Mutual funds sahi hain, but...

Mutual Funds | Representative image
A rising stock market always leads to rampant mis-selling. And ultimately the investor is left with a bad taste in his mouth. Recently, Rohit Karna, a Patna-based businessman, received a call from a mutual fund agent wanting to sell him a balanced fund. "The fund will give you a 12 per cent tax-free return per year," said the agent. Incidents of mutual funds being sold based on promises that are not entirely true are becoming quite common, especially in smaller towns. Retail investors need to do their own fact-finding before falling for fact-finding.

In 2017, the returns from equity and equity-oriented hybrid funds have been high. Fund inflows, especially from retail investors, have been buoyant. Inflows from smaller towns are also rising. However, amid these bullish conditions, a lot of mis-selling is also taking place. Recently, the Securities and Exchange Board of India (Sebi) asked the industry to tone down its 'Mutual Funds Sahi Hai' ad after it received complaints that the campaign is being used to mis-sell mutual funds, especially in smaller towns and villages.


Mis-selling of balanced funds (or equity-oriented hybrid funds) is rampant today. These funds are being sold as products where investors can earn 1 per cent tax-free dividend each month. "Investing in a balanced fund that is being sold as a regular income product offering monthly dividend is not the right way to invest," says Jimmy Patel, managing director and chief executive officer, Quantum Mutual Fund. Since the markets have been doing well, agents and distributors are able to show a track record of payouts by these funds. But the full facts are not conveyed to investors. "Dividends can only be paid out of the profits generated by a fund. As soon as the markets witness a downturn, these returns will stop," says Deepesh Raghaw, founder,, a Sebi-registered investment advisor (RIA). Many retirees, who are dependent on their investments for generating their monthly cash flows, are switching to balanced funds. 

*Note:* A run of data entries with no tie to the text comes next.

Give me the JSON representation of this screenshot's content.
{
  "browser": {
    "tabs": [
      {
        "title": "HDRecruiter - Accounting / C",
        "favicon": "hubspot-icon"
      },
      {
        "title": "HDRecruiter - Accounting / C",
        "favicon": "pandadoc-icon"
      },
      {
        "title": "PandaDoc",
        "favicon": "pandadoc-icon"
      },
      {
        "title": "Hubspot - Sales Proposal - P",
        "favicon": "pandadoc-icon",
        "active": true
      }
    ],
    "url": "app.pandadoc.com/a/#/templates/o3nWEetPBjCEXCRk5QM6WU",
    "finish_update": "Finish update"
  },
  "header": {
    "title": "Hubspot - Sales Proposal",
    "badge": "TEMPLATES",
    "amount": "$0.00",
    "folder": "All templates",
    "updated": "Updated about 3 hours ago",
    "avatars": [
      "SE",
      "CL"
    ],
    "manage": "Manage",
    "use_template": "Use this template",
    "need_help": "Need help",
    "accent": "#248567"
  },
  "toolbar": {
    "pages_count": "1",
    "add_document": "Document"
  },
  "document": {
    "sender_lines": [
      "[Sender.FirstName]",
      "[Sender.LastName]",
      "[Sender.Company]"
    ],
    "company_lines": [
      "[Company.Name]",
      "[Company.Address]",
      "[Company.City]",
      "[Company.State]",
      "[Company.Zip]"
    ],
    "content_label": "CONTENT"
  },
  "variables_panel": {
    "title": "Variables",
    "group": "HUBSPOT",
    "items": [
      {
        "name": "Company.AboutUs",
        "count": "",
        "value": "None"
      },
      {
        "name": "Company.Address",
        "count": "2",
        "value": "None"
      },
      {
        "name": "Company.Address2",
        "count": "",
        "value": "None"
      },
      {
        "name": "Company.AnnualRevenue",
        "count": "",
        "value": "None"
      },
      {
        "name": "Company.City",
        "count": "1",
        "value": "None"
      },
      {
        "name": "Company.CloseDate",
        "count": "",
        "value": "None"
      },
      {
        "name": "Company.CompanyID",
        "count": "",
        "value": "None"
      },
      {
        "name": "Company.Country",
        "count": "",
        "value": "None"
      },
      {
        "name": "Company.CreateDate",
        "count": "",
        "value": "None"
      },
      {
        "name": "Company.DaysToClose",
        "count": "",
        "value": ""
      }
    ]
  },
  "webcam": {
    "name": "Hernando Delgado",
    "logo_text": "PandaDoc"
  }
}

Mis-selling is also taking place in the mid- and small-cap fund categories, where returns over the past year have been extraordinarily high (category average returns are 45.09 per cent and 57.90 per cent respectively). "Expectations are being built among investors that such returns can continue. It is being said that as the economy recovers, the returns can only get better," says Vishal Dhawan, chief financial planner, Plan Ahead Wealth Advisors.


Earlier, with longer duration debt funds doing well, some level of asset allocation was being done to debt funds also. But now that their past returns have fallen, investors are being asked to put that money into credit opportunity funds or equity funds. Both are higher-risk categories that may not be suitable for many conservative investors.


Investors clearly need to understand the risks in mutual funds. "Balanced funds have a 65-80 per cent allocation to equities. Their returns can fall sharply in case of a market downturn," says Dhawan.


Mid- and small-cap funds are far more volatile than large-cap funds. When the markets correct, the drawdown in these funds can be sharp. A one- to three-year horizon, at a time when valuations of these stocks are sky high, could expose investors to the risk of losses. They should have a horizon of at least seven to 10 years. Allocation to these funds should also not exceed 25-30 per cent of the equity portfolio.


In debt funds, investors should not move into credit opportunity funds unless they have the risk appetite for such funds. Putting money withdrawn from debt funds into equity funds could make their portfolios too equity heavy. At this juncture, most investors should have around 60-70 per cent of their debt portfolio in shorter duration funds whose risks are lower.


Finally, investors need to do comprehensive research before investing in mutual funds. "If they can't do so themselves they should seek professional advice from a Sebi-registered investment advisor," says Patel.